= The Life of Mesrop Mashtots =

The Life of Mashtots (Վարք Մաշտոցի) is the only known work by the Armenian writer Koriun (Koriwn) (ca. 5th century C.E.) about the creator of the Armenian alphabet Mesrop Mashtots. There is almost no information available about the life and works of Koriun (his name means "whelp" or "cub" in Armenian) and he refers to himself as Mesrop Mashtots's and Catholicos Sahak's "assistant and associate... in their spiritual works".

Works written in the Armenian script in the 5-8th centuries C.E. are attributed to Eznik Kolbatsi (Eznik Kołbacʿi, Eznik of Kołb), Koriun (Koriwn), Agathangelos (Agatʿangełos), Pavstos Buzandatsi (Pʿawstos Buzandacʿi), Lazar (Ghazar) Parpetsi (Łazar Pʿarpecʿi, Łazar of Parpʿi), Elishe (Ełišē, Eghishe, Yegishe), Movses Khorenatsi (Movsēs Xorenacʿi, Movses of Khoren), Lewond (Łewond, Ghewond) and Sebeos (Sebēos).

It is the earliest known original work written in Armenian and other scholars place it after Agathangelos - The Lives of Saint Gregory. According to Armenian tradition, the Georgian script was also developed by Mashtots and his students based on the report of Koriun in The Life of Mashtots and Movses Khorenatsi in History of the Armenians, on which the other Armenian sources depend: Hovhannes Draskhanakerttsi (Catholicos of Armenia from 897 to 925) - History of the Armenians, Movses Kaghankatvatsi/Daskhurantsi - The History of the Country of Albania, Kirakos Gandzaketsi - History of the Armenians. It is also possible to think of an early interpolation of Koriun's chapters on the creation of the Georgian alphabet by Mashtots because Koriwn's Life is not always entirely trustworthy. It may be that Koriun's reporting here is either biased, or at least inaccurate and has less to do with the events of that time than with the Armenian Church's claim to leadership in church affairs, whereby Koriun implicitly expresses the dependence of the Georgian church leadership on Armenia, there is absence of any trace of the people and events in other sources.

== History ==
The oldest existing fragments of the incomplete manuscript are in the 643-page Vitae Sanctorum manuscript (Arm. 178, folios 467-472) dated to the 12th century, which are kept in Paris's Bibliothèque nationale and were copied by the scribe Poghos. Two shorter versions are dated the middle of the 14th century and are in the Matenadaran (M 3787 and M 3797) and one longer version is dated the late 17th century. All earlier writers called the inventor of the Armenian alphabet Mashtots' and the name Mesrop is not found in other authors until the 8th century.

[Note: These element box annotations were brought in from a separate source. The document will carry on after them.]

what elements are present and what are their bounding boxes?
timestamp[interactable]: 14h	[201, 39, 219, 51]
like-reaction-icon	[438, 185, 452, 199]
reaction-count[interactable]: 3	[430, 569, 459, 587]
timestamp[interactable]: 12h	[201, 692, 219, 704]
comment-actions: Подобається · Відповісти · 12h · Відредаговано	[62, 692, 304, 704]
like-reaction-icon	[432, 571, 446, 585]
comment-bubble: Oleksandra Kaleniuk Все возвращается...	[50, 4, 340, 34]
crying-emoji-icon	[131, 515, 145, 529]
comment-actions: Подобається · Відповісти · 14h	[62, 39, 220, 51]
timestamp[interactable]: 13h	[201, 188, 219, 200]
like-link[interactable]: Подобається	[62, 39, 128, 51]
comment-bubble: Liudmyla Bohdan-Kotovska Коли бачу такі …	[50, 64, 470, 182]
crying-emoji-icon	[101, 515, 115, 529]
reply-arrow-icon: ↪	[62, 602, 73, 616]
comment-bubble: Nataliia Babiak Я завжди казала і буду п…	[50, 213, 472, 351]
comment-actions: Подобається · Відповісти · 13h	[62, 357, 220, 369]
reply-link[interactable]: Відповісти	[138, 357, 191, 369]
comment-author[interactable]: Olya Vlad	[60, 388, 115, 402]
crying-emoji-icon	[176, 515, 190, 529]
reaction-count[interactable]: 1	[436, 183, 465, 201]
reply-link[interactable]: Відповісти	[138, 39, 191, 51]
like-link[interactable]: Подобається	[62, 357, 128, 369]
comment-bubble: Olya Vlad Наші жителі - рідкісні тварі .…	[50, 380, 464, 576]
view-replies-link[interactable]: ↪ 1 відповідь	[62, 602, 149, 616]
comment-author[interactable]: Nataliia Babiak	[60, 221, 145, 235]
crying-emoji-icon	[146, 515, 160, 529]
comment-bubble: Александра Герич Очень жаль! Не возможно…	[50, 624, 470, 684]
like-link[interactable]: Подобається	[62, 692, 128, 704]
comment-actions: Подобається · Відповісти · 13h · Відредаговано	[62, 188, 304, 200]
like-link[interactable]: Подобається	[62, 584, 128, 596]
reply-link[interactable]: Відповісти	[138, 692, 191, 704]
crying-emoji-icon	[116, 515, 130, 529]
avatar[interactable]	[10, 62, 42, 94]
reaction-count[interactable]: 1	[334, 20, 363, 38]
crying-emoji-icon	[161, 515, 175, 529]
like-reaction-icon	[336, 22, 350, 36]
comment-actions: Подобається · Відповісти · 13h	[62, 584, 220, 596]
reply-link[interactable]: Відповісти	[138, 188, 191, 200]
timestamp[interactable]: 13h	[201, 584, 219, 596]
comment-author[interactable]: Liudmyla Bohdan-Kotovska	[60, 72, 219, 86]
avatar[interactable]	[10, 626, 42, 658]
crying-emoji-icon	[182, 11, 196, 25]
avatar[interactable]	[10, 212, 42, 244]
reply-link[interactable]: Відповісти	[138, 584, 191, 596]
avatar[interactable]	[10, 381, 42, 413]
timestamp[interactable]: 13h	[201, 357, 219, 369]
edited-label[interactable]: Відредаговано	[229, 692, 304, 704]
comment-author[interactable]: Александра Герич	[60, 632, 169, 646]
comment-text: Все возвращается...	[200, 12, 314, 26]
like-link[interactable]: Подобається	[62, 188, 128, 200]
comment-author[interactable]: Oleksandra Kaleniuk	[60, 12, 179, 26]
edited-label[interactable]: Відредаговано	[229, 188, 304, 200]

Modern writers call him Mesrop Maštocʿ but he is known by two separate names Mesrop and Maštocʿ and a widely held view is that his true name was Maštocʿ and the name Mesrop was invented 300 years after his death. It is argued that Mesrop was his true name and Maštocʿ was a surname given to him because of the order of hermits which he instituted. According to the available texts of Koriun and Lazar Parpetsi his name was Maštocʿ sometimes written variously as Maštʿocʿ, Maštocʿ or Maždocʿ and Movses Khorenatsi referred to him both as Maštocʿ and Mesrop sometimes written variously as Mastrovb, Mesrob, Mesrovb or Masrovp. The title Life of Mashtots (Varkʿ Mashtotsʿi) is a hypothetical original while the title Life of Mesrop (Varkʿ Mesropi) is found in all of the manuscripts. All of Koriun's manuscripts have Mesrop in the title and not Mashtots and oldest manuscript fragment of Lazar Parpetsi's History of the Armenians (10-12th century) calls him Mesrop throughout. Maštocʿ in the titles are the editors's emendations, all of the manuscripts have Mesrop.